TH is the practice of actively cooling a post-cardiac arrest patient to 32 C and keeping them at that specific temperature.

ILCOR is a multi-national consortium of agencies, including the American Heart Association, that composes resuscitation guidelines. The task force reviewed available evidence to answer these questions:

1. For patients who remain comatose after return of spontaneous circulation (ROSC), should targeted temperature management be used?

The task force answered yes. TTM should be used to prevent patients that achieve ROSC from becoming febrile. It is unclear if cooling to 32 C offers any benefits beyond those of cooling to 36 C. No recommendation for a specific temperature goal within the range of 32 to 36 C was made.  

2. Does early (prehospital) induction of targeted temperature management affect outcome? 

ILCOR states that further research is needed to answer this question; however, the advisory statement mentions seven different random controlled trials of prehospital TH following out-of-hospital cardiac arrest have failed to show any benefits on neurologic outcomes or mortality.

Memorable TH quotes from the ILCOR ALS advisory task force

Chilled saline for hypothermia induction removed

"We recommend against routine use of prehospital cooling with rapid infusion of large volumes of cold intravenous fluid immediately after ROSC (strong recommendation, moderate-quality evidence)."

What about other methods of cooling?

"Other cooling strategies and cooling during cardiopulmonary resuscitation in the prehospital setting have not been studied adequately, and further research in this area is needed."

Targeted temperature management rather than therapeutic hypothermia

"We suggest targeted temperature management as opposed to no targeted temperature management for adults with OHCA with an initial non-shockable rhythm (weak recommendation, very low-quality evidence) who remain unresponsive after ROSC."

Key takeaways for EMS

There are key takeaways for EMS from the ILCOR ALS task force advisory statement.
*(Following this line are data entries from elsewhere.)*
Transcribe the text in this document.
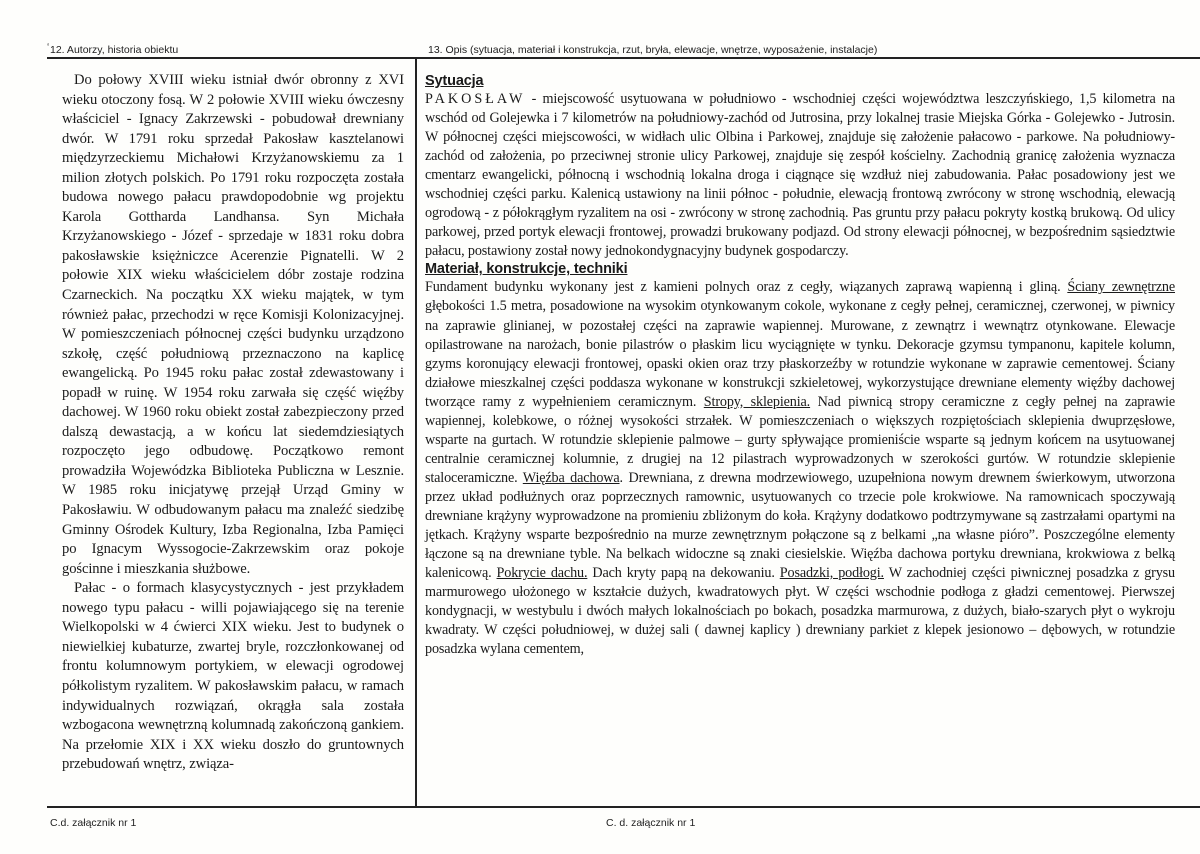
‘ 12. Autorzy, historia obiektu	13. Opis (sytuacja, materiał i konstrukcja, rzut, bryła, elewacje, wnętrze, wyposażenie, instalacje)

Do połowy XVIII wieku istniał dwór obronny z XVI wieku otoczony fosą. W 2 połowie XVIII wieku ówczesny właściciel - Ignacy Zakrzewski - pobudował drewniany dwór. W 1791 roku sprzedał Pakosław kasztelanowi międzyrzeckiemu Michałowi Krzyżanowskiemu za 1 milion złotych polskich. Po 1791 roku rozpoczęta została budowa nowego pałacu prawdopodobnie wg projektu Karola Gottharda Landhansa. Syn Michała Krzyżanowskiego - Józef - sprzedaje w 1831 roku dobra pakosławskie księżniczce Acerenzie Pignatelli. W 2 połowie XIX wieku właścicielem dóbr zostaje rodzina Czarneckich. Na początku XX wieku majątek, w tym również pałac, przechodzi w ręce Komisji Kolonizacyjnej. W pomieszczeniach północnej części budynku urządzono szkołę, część południową przeznaczono na kaplicę ewangelicką. Po 1945 roku pałac został zdewastowany i popadł w ruinę. W 1954 roku zarwała się część więźby dachowej. W 1960 roku obiekt został zabezpieczony przed dalszą dewastacją, a w końcu lat siedemdziesiątych rozpoczęto jego odbudowę. Początkowo remont prowadziła Wojewódzka Biblioteka Publiczna w Lesznie. W 1985 roku inicjatywę przejął Urząd Gminy w Pakosławiu. W odbudowanym pałacu ma znaleźć siedzibę Gminny Ośrodek Kultury, Izba Regionalna, Izba Pamięci po Ignacym Wyssogocie-Zakrzewskim oraz pokoje gościnne i mieszkania służbowe.

Pałac - o formach klasycystycznych - jest przykładem nowego typu pałacu - willi pojawiającego się na terenie Wielkopolski w 4 ćwierci XIX wieku. Jest to budynek o niewielkiej kubaturze, zwartej bryle, rozczłonkowanej od frontu kolumnowym portykiem, w elewacji ogrodowej półkolistym ryzalitem. W pakosławskim pałacu, w ramach indywidualnych rozwiązań, okrągła sala została wzbogacona wewnętrzną kolumnadą zakończoną gankiem. Na przełomie XIX i XX wieku doszło do gruntownych przebudowań wnętrz, związa-

Sytuacja

PAKOSŁAW - miejscowość usytuowana w południowo - wschodniej części województwa leszczyńskiego, 1,5 kilometra na wschód od Golejewka i 7 kilometrów na południowy-zachód od Jutrosina, przy lokalnej trasie Miejska Górka - Golejewko - Jutrosin. W północnej części miejscowości, w widłach ulic Olbina i Parkowej, znajduje się założenie pałacowo - parkowe. Na południowy-zachód od założenia, po przeciwnej stronie ulicy Parkowej, znajduje się zespół kościelny. Zachodnią granicę założenia wyznacza cmentarz ewangelicki, północną i wschodnią lokalna droga i ciągnące się wzdłuż niej zabudowania. Pałac posadowiony jest we wschodniej części parku. Kalenicą ustawiony na linii północ - południe, elewacją frontową zwrócony w stronę wschodnią, elewacją ogrodową - z półokrągłym ryzalitem na osi - zwrócony w stronę zachodnią. Pas gruntu przy pałacu pokryty kostką brukową. Od ulicy parkowej, przed portyk elewacji frontowej, prowadzi brukowany podjazd. Od strony elewacji północnej, w bezpośrednim sąsiedztwie pałacu, postawiony został nowy jednokondygnacyjny budynek gospodarczy.

Materiał, konstrukcje, techniki

Fundament budynku wykonany jest z kamieni polnych oraz z cegły, wiązanych zaprawą wapienną i gliną. Ściany zewnętrzne głębokości 1.5 metra, posadowione na wysokim otynkowanym cokole, wykonane z cegły pełnej, ceramicznej, czerwonej, w piwnicy na zaprawie glinianej, w pozostałej części na zaprawie wapiennej. Murowane, z zewnątrz i wewnątrz otynkowane. Elewacje opilastrowane na narożach, bonie pilastrów o płaskim licu wyciągnięte w tynku. Dekoracje gzymsu tympanonu, kapitele kolumn, gzyms koronujący elewacji frontowej, opaski okien oraz trzy płaskorzeźby w rotundzie wykonane w zaprawie cementowej. Ściany działowe mieszkalnej części poddasza wykonane w konstrukcji szkieletowej, wykorzystujące drewniane elementy więźby dachowej tworzące ramy z wypełnieniem ceramicznym. Stropy, sklepienia. Nad piwnicą stropy ceramiczne z cegły pełnej na zaprawie wapiennej, kolebkowe, o różnej wysokości strzałek. W pomieszczeniach o większych rozpiętościach sklepienia dwuprzęsłowe, wsparte na gurtach. W rotundzie sklepienie palmowe – gurty spływające promieniście wsparte są jednym końcem na usytuowanej centralnie ceramicznej kolumnie, z drugiej na 12 pilastrach wyprowadzonych w szerokości gurtów. W rotundzie sklepienie staloceramiczne. Więźba dachowa. Drewniana, z drewna modrzewiowego, uzupełniona nowym drewnem świerkowym, utworzona przez układ podłużnych oraz poprzecznych ramownic, usytuowanych co trzecie pole krokwiowe. Na ramownicach spoczywają drewniane krążyny wyprowadzone na promieniu zbliżonym do koła. Krążyny dodatkowo podtrzymywane są zastrzałami opartymi na jętkach. Krążyny wsparte bezpośrednio na murze zewnętrznym połączone są z belkami „na własne pióro”. Poszczególne elementy łączone są na drewniane tyble. Na belkach widoczne są znaki ciesielskie. Więźba dachowa portyku drewniana, krokwiowa z belką kalenicową. Pokrycie dachu. Dach kryty papą na dekowaniu. Posadzki, podłogi. W zachodniej części piwnicznej posadzka z grysu marmurowego ułożonego w kształcie dużych, kwadratowych płyt. W części wschodnie podłoga z gładzi cementowej. Pierwszej kondygnacji, w westybulu i dwóch małych lokalnościach po bokach, posadzka marmurowa, z dużych, biało-szarych płyt o wykroju kwadraty. W części południowej, w dużej sali ( dawnej kaplicy ) drewniany parkiet z klepek jesionowo – dębowych, w rotundzie posadzka wylana cementem,

C.d. załącznik nr 1	C. d. załącznik nr 1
  • The 2015 ILCOR guidelines bring the practice of prehospital TH following adult cardiac arrest into question. There is little to no evidence that prehospital TH has any positive effects on long term outcomes such as neurologic recovery following cardiac arrest.
  • Using chilled saline for induction of prehospital TH is potentially harmful to patients and this practice should be abandoned. One well-powered study found patients who received chilled saline were more likely to re-arrest and that induction of TH with chilled saline led to increased rates of pulmonary edema [3].

We are still a few days away from the release of the official 2015 ILCOR/AHA guidelines but this advisory statement seems to suggest there may not be much of a role for prehospital induction of TH and that some methods of induction may be harmful.

About the author

Brian Behn, BA, NR-P, FP-C is a paramedic supervisor and quality assurance / quality improvement officer for Chaffee County EMS in Salida, Colorado.

References

  1. Michael W. Donnino, Lars W. Andersen, Katherine M. Berg, Joshua C. Reynolds, Jerry P. Nolan, Peter T. Morley, Eddy Lang, Michael N. Cocchi, Theodoros Xanthos, Clifton W. Callaway, and Jasmeet Soar. ILCOR Advisory Statement: Temperature Management After Cardiac Arrest: An Advisory Statement by the Advanced Life Support Task Force of the International Liaison Committee on Resuscitation and the American Heart Association Emergency Cardiovascular Care Committee and the Council on Cardiopulmonary, Critical Care, Perioperative and Resuscitation Circulation. 2015;10.1161/CIR.0000000000000313 published online before print October 4 2015, doi:10.1161/CIR.0000000000000313
  2. Nielsen N, Wetterslev J, Cronberg T, et al. Targeted temperature management at 33°C versus 36°C after cardiac arrest. N Engl J Med. 2013;369(23):2197-206.
  3. Kim F, Nichol G, Maynard C, et al. Effect of prehospital induction of mild hypothermia on survival and neurological status among adults with cardiac arrest: a randomized clinical trial. JAMA. 2014;311(1):45-52.